A cheesemaker and neighbors complaining about the smell of her goats’ manure have agreed to seek a mediator, as she tries to stifle the smell by hauling the manure to a composter each time she mucks out the stalls.

“I’m really sorry for any suffering you’ve had because of my goats,” Sarah Laeng-Gilliatt, owner of Main Street Cheese, apologized to four neighbors at a Select Board meeting Monday. “I’m fully committed to remedying the smell and the flies.”

Laeng-Gilliatt puts up her 13 goats in a hoop house on part of 3 Main St. she leases from the Stevenses, the homeowners there. She produces and sells the cheese about a quarter-mile down Main Street. While the hoop house is in the historic district, Hancock’s zoning ordinance does not restrict agriculture anywhere in town. The Select Board said the Planning Board does not intend to amend the ordinance to order otherwise, although it said the board discussed it at length recently.

After Laeng-Gilliatt and her staff muck out the stalls in the hoop house, they haul the manure to a compost pile a few steps outside. Ideal Compost of Peterborough then freights the manure away once in the spring, once in the summer and once in the fall. Once it starts to snow, the compost truck can’t reach the pile. The manure builds up all winter, and isn’t hauled away again until the snow melts and the muddy path to the pile dries. Not surprisingly, the smell is worst in the spring.

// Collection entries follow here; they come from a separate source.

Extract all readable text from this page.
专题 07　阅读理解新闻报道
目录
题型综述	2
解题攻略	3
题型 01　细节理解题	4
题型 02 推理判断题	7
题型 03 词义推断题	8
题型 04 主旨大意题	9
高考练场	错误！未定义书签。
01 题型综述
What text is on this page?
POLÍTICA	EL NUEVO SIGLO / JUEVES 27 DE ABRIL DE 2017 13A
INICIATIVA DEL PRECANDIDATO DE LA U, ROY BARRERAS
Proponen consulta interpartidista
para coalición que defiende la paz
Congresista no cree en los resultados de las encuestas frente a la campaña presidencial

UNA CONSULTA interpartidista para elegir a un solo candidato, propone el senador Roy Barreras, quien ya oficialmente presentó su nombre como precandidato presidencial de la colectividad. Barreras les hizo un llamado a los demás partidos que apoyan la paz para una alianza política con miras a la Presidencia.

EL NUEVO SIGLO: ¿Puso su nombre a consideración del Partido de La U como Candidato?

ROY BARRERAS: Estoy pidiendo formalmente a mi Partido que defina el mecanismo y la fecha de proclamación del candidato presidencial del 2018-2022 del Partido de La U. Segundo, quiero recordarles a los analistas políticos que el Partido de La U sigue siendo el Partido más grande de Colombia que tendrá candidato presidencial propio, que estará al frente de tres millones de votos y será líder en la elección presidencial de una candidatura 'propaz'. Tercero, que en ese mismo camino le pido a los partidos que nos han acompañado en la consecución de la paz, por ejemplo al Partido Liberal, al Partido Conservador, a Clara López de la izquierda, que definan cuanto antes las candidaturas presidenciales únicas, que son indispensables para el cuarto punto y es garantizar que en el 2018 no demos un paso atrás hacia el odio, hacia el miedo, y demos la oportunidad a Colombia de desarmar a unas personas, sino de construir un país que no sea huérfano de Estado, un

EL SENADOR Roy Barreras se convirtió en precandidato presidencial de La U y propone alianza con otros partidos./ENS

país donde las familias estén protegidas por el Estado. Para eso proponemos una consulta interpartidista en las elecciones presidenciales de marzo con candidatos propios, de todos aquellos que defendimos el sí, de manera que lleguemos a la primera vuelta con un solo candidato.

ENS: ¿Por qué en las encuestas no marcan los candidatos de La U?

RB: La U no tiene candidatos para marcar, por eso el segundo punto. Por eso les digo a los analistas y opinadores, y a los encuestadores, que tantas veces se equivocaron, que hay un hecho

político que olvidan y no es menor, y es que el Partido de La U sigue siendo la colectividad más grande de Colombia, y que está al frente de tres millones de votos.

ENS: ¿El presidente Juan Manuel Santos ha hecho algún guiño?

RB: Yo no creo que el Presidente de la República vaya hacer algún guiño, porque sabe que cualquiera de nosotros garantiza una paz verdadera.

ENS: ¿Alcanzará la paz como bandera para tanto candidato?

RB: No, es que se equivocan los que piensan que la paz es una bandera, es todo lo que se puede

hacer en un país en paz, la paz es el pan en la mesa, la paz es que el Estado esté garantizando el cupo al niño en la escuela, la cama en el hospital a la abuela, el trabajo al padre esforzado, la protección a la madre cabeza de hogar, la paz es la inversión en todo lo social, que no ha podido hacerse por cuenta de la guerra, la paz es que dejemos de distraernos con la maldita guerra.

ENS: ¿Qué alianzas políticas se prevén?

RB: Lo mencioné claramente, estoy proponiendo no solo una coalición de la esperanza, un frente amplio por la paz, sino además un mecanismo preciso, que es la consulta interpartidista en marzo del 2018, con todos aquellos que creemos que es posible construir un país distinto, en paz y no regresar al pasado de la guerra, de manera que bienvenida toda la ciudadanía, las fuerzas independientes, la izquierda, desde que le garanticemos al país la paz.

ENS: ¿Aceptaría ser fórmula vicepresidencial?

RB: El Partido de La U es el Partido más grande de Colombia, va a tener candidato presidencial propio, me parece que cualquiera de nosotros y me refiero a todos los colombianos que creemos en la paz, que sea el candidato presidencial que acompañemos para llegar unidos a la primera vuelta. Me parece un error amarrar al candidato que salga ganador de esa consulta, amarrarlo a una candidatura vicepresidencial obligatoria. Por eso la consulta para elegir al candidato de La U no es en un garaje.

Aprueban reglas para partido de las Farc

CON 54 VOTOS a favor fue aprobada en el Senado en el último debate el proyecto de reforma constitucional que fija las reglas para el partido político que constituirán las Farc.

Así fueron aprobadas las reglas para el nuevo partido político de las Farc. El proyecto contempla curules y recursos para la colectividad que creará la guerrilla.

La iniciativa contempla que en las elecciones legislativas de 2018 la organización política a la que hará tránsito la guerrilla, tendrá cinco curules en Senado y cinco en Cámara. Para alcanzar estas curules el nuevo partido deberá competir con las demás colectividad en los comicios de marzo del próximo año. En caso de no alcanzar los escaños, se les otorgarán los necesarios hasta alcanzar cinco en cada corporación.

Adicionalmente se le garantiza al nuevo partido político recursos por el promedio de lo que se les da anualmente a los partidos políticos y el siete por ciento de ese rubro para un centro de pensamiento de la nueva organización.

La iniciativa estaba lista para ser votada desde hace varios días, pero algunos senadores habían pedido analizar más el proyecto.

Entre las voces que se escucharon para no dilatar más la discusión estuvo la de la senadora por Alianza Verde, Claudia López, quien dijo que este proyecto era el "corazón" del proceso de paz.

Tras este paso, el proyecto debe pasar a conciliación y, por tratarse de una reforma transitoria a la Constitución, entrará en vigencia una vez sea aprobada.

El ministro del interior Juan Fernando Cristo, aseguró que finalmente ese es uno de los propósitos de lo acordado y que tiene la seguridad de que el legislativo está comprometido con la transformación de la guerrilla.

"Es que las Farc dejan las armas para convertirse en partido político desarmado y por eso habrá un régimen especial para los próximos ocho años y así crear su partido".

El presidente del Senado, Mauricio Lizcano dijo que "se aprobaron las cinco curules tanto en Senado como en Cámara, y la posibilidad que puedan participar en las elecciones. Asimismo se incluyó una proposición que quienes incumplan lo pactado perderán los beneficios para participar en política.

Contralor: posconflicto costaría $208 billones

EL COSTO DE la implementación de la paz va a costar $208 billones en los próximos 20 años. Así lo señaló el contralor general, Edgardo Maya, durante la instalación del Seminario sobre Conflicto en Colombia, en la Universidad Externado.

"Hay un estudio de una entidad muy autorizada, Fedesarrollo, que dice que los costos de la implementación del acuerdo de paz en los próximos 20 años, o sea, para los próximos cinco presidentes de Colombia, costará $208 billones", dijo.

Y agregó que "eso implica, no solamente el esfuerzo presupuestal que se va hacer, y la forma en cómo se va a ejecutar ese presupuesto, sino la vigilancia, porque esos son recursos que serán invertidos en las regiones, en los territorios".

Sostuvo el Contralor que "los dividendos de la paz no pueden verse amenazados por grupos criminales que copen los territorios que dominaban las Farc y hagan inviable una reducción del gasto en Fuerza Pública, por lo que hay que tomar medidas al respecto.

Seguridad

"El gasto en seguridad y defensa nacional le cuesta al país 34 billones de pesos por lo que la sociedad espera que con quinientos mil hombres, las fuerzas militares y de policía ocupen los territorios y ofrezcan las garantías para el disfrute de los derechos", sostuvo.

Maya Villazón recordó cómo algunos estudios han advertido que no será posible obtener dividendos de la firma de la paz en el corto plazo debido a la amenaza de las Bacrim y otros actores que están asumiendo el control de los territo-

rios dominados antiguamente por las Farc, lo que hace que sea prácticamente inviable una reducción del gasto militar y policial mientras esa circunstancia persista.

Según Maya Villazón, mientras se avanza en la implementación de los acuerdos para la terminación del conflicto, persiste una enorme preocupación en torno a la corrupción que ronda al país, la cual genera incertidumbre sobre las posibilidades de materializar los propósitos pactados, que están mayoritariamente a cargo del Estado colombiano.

After Laeng-Gilliatt moved her to goats to 3 Main St. in 2014, neighbors started to complain. They eventually requested the Select Board intervene. If the smell can’t be remedied, they wrote in a letter to the board in February, could the board offer them tax abatements or force Laeng-Gilliatt to move her goats.

Laeng-Gilliatt has attempted to smother the smell. She follows the N.H. Department of Agriculture Markets and Foods’ best management practices for handling manure. She switched the lime product she applies to the compost, applies it more frequently and aerates it more often. She even reduced her herd from 20 goats to 13 goats. The most radical concession she has made yet is having the manure hauled away three times per week, she said.

“[The N.H. Agriculture Commissioner and a University of New Hampshire dairy expert] both agree that though these are drastic steps that will have a big impact on our labor costs, these measures will certainly meet our overarching goal, which is not to not bother any of you,” she wrote in a letter addressed to the neighbors and Select Board March 18.

However, Laeng-Gilliatt asked neighbors be patient as the mud in the path dries.

The board, meanwhile, recommended Laeng-Gilliatt and the neighbors request the services of the N.H. Agricultural Mediation Program under the U.S. Department of Agriculture.

The neighbors repeatedly said Monday they don’t oppose farming or livestock. They just oppose it near homes or downtown.“We’re not anti-agriculture. We’re not anti all the things Sarah is referring to. We’re just anti-three to four tons sitting there,” said Mary Covington.